Raz Besaleli, co-founder and Director of AI Research at Seek AI, agreed that the “leaderboardization” of evaluations is often insufficient. “When you’re building a product,” they noted, “often the task that you’re trying to solve is a lot more specific than what these leaderboards do. [...] Not only should you have very task-specific benchmarks, but you should have a whole suite of them.”

Conclusion

In general, evaluating large generative language systems is a difficult and complex problem that currently lacks a clear solution. Whether you believe leaderboards are helpful, harmful, or somewhere in between, determining the performance levels of these models will continue to be an evergreen problem in this nascent space, and we at Arthur look forward to seeing how the frontier of evaluation develops. 

Interested in learning more about LLM evaluation? Check out Arthur Bench.


FAQ


How do LLM leaderboards account for updates or improvements in LLMs and other AI models over time?

LLM leaderboards typically adapt to updates or improvements in language models by periodically refreshing their datasets and evaluation methods to reflect the latest advancements in AI and ML technology. They include the most recent versions of language models, updating benchmarks to challenge new features and capabilities, thereby ensuring that the leaderboards accurately reflect the current landscape of LLM and ML advancements. This process helps maintain the relevance and accuracy of AI model comparisons, fostering a competitive environment for continuous improvement in the field of natural language processing.

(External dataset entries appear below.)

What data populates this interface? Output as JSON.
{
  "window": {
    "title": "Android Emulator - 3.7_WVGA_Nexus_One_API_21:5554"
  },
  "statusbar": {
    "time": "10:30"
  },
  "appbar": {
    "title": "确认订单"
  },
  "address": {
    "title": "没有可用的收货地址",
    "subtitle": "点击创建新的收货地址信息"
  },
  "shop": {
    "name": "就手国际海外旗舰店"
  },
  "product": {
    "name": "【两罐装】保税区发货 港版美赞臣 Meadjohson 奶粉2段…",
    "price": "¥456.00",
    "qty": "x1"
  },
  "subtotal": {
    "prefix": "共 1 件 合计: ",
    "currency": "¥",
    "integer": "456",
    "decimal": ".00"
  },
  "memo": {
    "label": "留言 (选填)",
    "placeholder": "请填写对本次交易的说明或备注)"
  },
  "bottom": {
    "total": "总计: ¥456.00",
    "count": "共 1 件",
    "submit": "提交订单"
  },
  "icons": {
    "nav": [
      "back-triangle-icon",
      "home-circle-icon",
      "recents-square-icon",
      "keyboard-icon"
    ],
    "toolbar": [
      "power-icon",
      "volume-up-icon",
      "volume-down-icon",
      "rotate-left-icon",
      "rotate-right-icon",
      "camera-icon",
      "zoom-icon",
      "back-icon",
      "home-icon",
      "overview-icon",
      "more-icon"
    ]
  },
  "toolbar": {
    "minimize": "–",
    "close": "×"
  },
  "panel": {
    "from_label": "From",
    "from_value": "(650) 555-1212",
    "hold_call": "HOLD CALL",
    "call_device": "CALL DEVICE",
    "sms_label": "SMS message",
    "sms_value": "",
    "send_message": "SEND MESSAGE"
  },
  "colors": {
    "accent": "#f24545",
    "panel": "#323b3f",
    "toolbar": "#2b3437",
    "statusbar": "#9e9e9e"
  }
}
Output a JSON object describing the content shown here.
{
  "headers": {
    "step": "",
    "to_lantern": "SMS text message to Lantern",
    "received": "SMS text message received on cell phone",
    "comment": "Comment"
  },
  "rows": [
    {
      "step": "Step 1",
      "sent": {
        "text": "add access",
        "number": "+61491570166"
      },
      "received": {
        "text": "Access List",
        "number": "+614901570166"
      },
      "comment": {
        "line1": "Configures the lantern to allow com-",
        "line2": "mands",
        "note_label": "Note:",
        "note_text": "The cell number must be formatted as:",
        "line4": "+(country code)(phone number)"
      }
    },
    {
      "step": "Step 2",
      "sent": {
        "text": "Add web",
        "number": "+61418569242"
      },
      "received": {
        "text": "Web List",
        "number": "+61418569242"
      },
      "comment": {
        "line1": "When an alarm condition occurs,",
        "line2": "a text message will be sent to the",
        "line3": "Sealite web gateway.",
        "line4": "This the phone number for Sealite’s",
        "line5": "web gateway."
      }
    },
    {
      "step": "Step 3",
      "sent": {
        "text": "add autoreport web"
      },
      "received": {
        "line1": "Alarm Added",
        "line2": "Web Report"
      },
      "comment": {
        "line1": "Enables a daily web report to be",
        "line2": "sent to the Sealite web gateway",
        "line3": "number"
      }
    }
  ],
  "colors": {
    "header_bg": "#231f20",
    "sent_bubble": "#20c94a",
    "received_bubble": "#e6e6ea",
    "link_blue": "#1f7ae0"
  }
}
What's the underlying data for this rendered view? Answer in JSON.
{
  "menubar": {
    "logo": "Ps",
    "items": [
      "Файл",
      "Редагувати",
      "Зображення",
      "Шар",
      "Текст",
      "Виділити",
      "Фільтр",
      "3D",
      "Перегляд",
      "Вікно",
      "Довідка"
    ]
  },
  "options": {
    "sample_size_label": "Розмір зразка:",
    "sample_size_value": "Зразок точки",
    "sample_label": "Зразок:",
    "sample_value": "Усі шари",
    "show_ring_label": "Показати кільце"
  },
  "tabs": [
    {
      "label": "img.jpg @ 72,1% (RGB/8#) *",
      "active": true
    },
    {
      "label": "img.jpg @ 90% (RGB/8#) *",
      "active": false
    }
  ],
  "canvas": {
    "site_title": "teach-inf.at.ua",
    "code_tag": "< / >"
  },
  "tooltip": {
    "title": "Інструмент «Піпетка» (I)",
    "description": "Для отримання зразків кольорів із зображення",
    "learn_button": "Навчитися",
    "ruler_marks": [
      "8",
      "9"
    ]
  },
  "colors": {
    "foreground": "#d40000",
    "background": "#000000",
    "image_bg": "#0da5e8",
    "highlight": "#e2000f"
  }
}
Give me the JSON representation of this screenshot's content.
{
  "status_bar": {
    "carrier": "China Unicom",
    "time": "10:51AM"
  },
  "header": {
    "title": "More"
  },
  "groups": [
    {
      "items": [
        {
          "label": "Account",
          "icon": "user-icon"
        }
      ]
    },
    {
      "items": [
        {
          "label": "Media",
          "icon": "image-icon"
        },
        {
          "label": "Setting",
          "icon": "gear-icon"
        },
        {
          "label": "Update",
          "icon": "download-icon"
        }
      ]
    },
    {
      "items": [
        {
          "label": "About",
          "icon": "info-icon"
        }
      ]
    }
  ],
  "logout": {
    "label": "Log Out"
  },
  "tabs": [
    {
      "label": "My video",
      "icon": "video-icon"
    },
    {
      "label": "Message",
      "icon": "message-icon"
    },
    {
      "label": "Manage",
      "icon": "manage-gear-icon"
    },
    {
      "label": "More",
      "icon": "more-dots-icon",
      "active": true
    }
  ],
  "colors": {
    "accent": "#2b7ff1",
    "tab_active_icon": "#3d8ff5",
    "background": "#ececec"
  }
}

What are the specific criteria or metrics used to rank LLMs on these AI and ML leaderboards?

The specific criteria or metrics used to rank LLMs on AI and ML leaderboards usually encompass a range of performance indicators tailored to assess the depth and breadth of machine learning models' language abilities. These metrics, central to evaluating AI advancements, might include accuracy, fluency, and context-awareness, alongside more nuanced measures such as the ability of LLMs to generate coherent and contextually relevant responses. These criteria are crucial for benchmarking the progress and effectiveness of ML models in various NLP tasks, providing a structured framework to compare and improve AI technologies.

How do developers or researchers in the AI and ML fields address the issue of data contamination in LLM training beyond avoiding training on benchmark data?

In the AI and ML fields, developers and researchers tackle the issue of data contamination in LLM training by implementing a variety of strategies beyond merely avoiding benchmark data during training. These include employing advanced data processing techniques to ensure the integrity and diversity of training materials, applying domain adaptation methods to enhance the LLM's ability to generalize across different contexts, and conducting rigorous testing to detect and mitigate biases. These practices are essential for developing robust, effective ML models that perform well across a wide range of AI-driven tasks and scenarios, ensuring that LLMs deliver reliable and unbiased outcomes.